Fifteen Spaniards are in Iowa on temporary visas, teaching Iowa school kids how to speak Spanish. John Scott of the Iowa Department of Education makes a yearly trip to Spain to interview recruits, as there aren’t enough qualified Spanish teachers here.

“I get a call or calls in the beginning of the school year where districts are desperate to find someone,” Scott says.  “We are competing nationally and internationally for every single teaching position that we need to fill.”

There are more than 1300 Spanish language teachers in Iowa. Marco Bermudez of Cordoba, Spain, teaches in West Liberty. He chose to take a job in Iowa because of a childhood experience.

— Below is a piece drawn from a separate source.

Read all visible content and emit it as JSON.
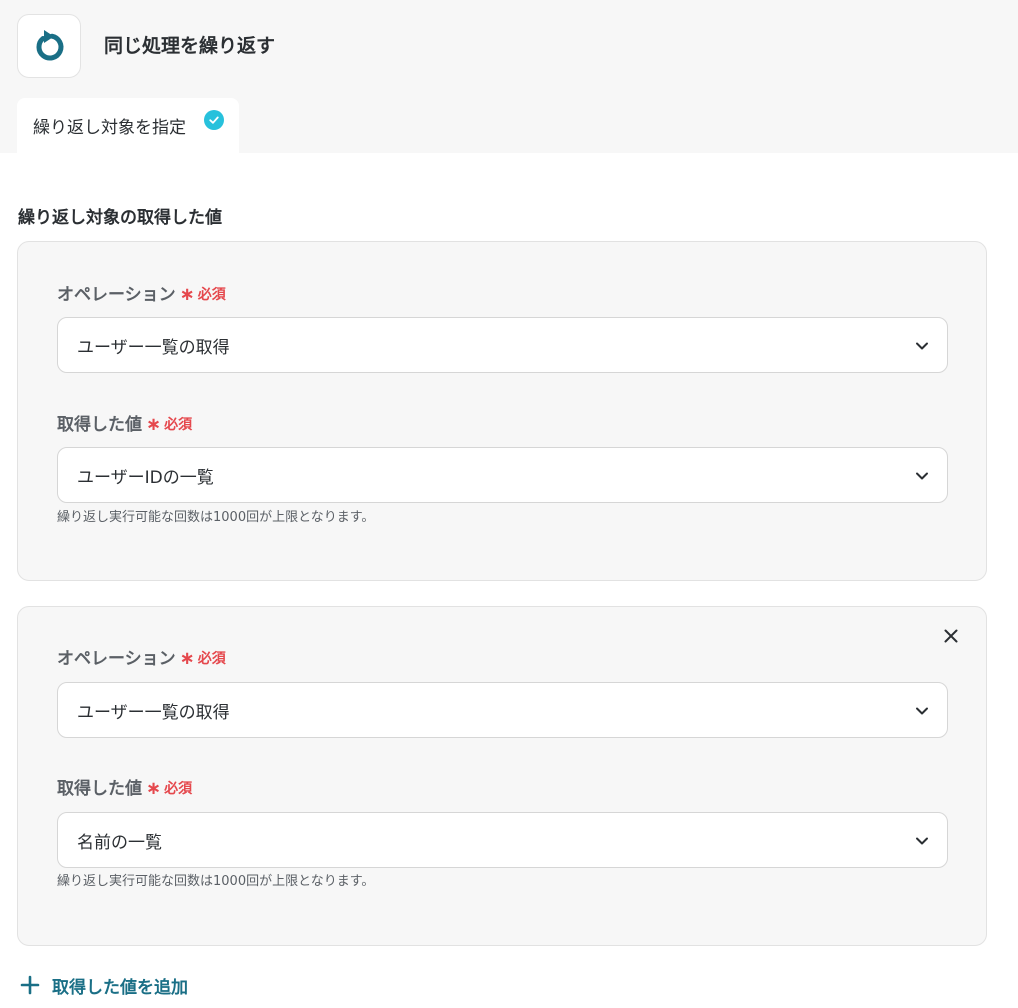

“I saw a movie called, ‘Fields of Dreams’, and in that movie they say, ‘Is this Iowa? No, it’s heaven.’ So I wanted to know about the heaven,” Cordoba says. “I wanted to know about Iowa.”

West Liberty has 13 teachers on staff leading classes in Spanish. Cordoba and two others are Spanish citizens. 

“The most important difficulties we found — you think you know English, but when you coming here you have to realize you don’t know nothing,”

Bermudez says. Bermudez and his wife — who teaches preschool in West Liberty — are nearing the end of their three-year visas.

“They like it here. We like them here,” says West Liberty Superintendent Steve Hanson. “It’s just been very much a blessing.”

School officials are exploring a sponsorship option which might let the Spanish couple stay in Iowa, and on the West Liberty teaching staff.